North-Central Section - 35th Annual Meeting (April 23-24, 2001)

Paper No. 0
Presentation Time: 11:20 AM

NONINVASIVE MAPPING OF LEACHATE LEVELS AND FLOW SYSTEM DELINEATION IN CLOSED LANDFILLS


CARPENTER, Philip, Dept. of Geology and Environmental Geosciences, Northern Illinois Univ, DeKalb, IL 60115, phil@geol.niu.edu

The shape and size of landfill leachate plumes are often controlled by areas of high recharge and preferential infiltration within the landfill. Geophysical methods have proven useful in noninvasively mapping leachate levels within landfills as well as water levels in surrounding unconfined aquifers. This information can then be used to generate flow nets and other quantitative models that predict leachate movement within and beyond the landfill. Leachate-saturated municipal refuse typically appears in geoelectrical models as a low resistivity layer (3 to 7 ohm-m) in the basal part of the refuse. Resistivity soundings made at the Mallard North landfill in northern Du Page County, Illinois, mapped a leachate surface that generally matches the leachate surface defined by monitoring wells. Geophysically-determined leachate levels were within 1-2 m of measured levels at depths of 4 to 10 m below the top of this landfill. Seismic refraction surveys mapped water levels outside the landfill where groundwater was not highly conductive.

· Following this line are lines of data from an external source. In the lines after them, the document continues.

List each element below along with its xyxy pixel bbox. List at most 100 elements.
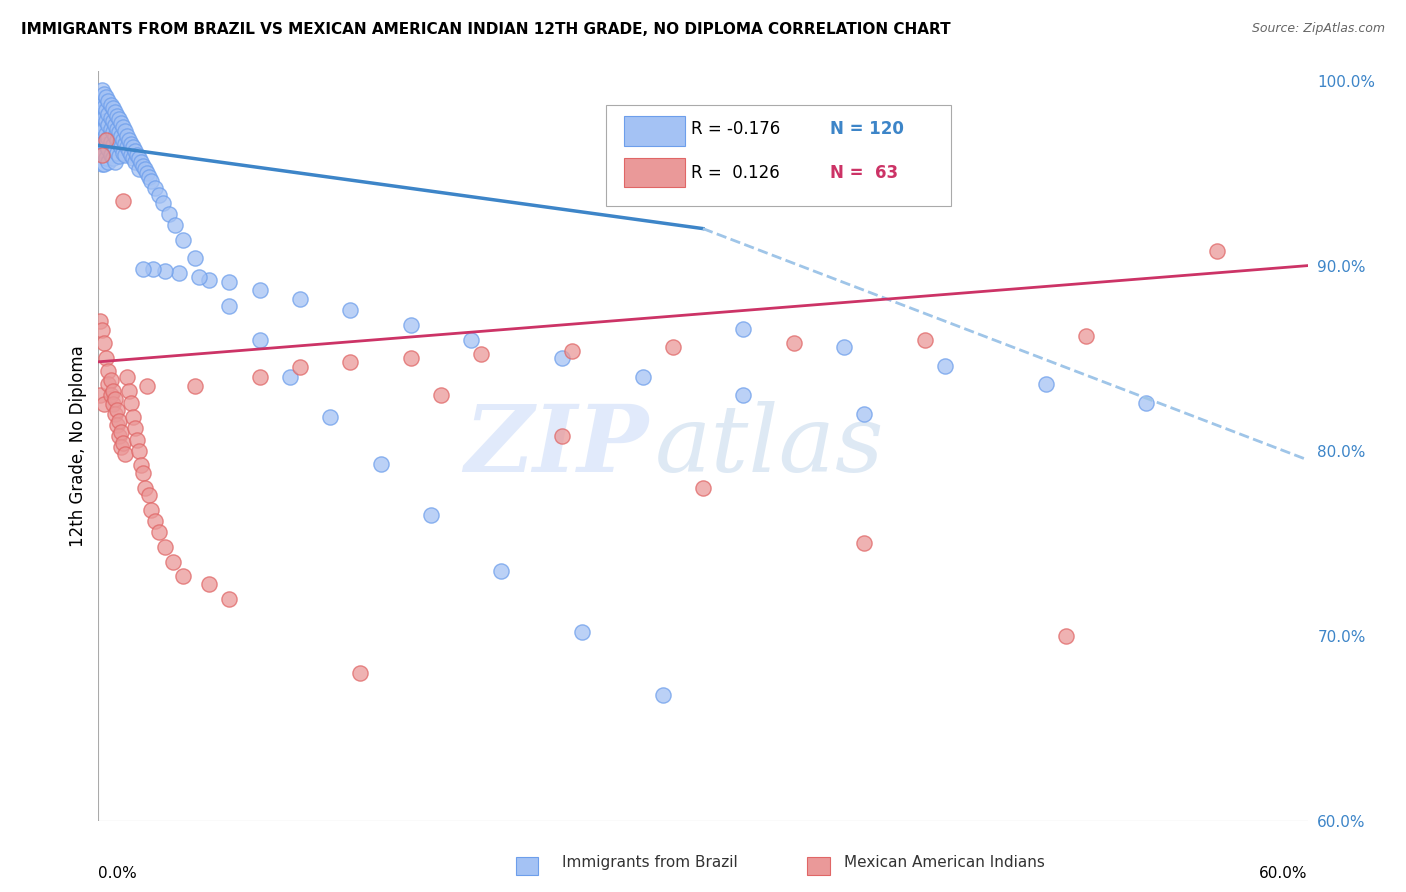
Point [111,133,134,147]
Point [733,321,755,335]
Point [184,251,207,265]
Point [184,379,207,393]
Point [110,440,132,454]
Point [97,364,120,378]
Point [129,458,152,473]
Point [470,347,492,361]
Point [339,355,361,369]
Point [120,147,142,161]
Point [143,181,166,195]
Point [198,273,221,287]
FancyBboxPatch shape [624,158,685,187]
Point [128,162,150,177]
Point [571,624,593,639]
Point [551,429,574,443]
Point [288,292,311,306]
Point [91,147,114,161]
Point [93,336,115,351]
Point [118,384,141,399]
Point [91,136,114,151]
Point [218,591,240,606]
Text: R =  0.126: R = 0.126 [690,163,780,181]
Point [124,144,146,158]
Point [96,103,118,118]
Point [172,569,194,583]
Point [1206,244,1229,258]
Point [91,125,114,139]
Point [115,369,138,384]
Point [96,114,118,128]
Point [100,373,122,387]
Point [218,299,240,313]
Point [97,142,120,156]
Point [111,145,134,160]
Point [124,421,146,435]
Point [89,123,111,137]
Point [162,555,184,569]
Point [101,125,124,139]
Point [319,410,342,425]
Point [105,133,128,147]
Point [399,318,422,332]
Point [118,144,141,158]
Point [188,269,211,284]
Point [93,111,115,125]
Point [101,384,124,399]
Point [105,109,128,123]
Point [420,508,443,523]
Point [100,135,122,149]
Point [288,360,311,375]
Point [93,87,115,101]
Point [96,151,118,165]
Point [111,194,134,208]
Point [1135,395,1157,409]
Point [89,133,111,147]
Point [91,323,114,337]
Point [460,333,482,347]
Point [1054,629,1077,643]
Point [101,114,124,128]
Point [120,395,142,409]
Point [733,388,755,402]
Point [278,369,301,384]
Point [89,314,111,328]
Point [110,129,132,144]
Text: N =  63: N = 63 [830,163,898,181]
Point [110,425,132,439]
Point [139,173,162,187]
Point [101,101,124,115]
Text: R = -0.176: R = -0.176 [690,120,780,138]
FancyBboxPatch shape [606,105,950,206]
Point [100,388,122,402]
Point [96,128,118,142]
Point [96,351,118,365]
Point [96,138,118,153]
Point [125,433,148,447]
Point [107,414,129,428]
Point [1035,377,1057,392]
Point [89,92,111,106]
Point [101,151,124,165]
Point [93,121,115,136]
Point [132,159,155,173]
Point [107,429,129,443]
Point [89,101,111,115]
Point [370,457,392,471]
Point [218,275,240,289]
Point [107,125,129,139]
Point [93,135,115,149]
Point [153,540,176,554]
Point [914,333,936,347]
Point [103,118,125,132]
Point [134,481,156,495]
Point [114,136,136,151]
Point [103,407,125,421]
Point [249,333,271,347]
Text: Immigrants from Brazil: Immigrants from Brazil [562,855,738,870]
Point [103,129,125,144]
Point [853,536,876,550]
Text: Source: ZipAtlas.com: Source: ZipAtlas.com [1251,22,1385,36]
Point [110,140,132,154]
Point [111,120,134,134]
Point [934,359,956,373]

Geoelectrical methods are also being used to map leachate levels, identify areas of enhanced recharge, and to understand the flow system within two large oil-shale tailings landfills in Maoming, southern China. The landfills average 6-7 km long, 2-3 km wide and 5-6 m high. Water reacting with sulfides in the waste produces acidic leachate that mobilizes heavy metals -- these metals have polluted an unconfined aquifer used by nearby villages. Leachate head maps are being combined with water levels around the landfills to estimate volume of leakage and leachate migration directions. GIS may also be used to correlate EM conductivity anomalies, the position of hydraulically-active fractures on the landfills and the position of leachate level mounds / depressions within the landfills by superimposing these data sets as separate thematic layers.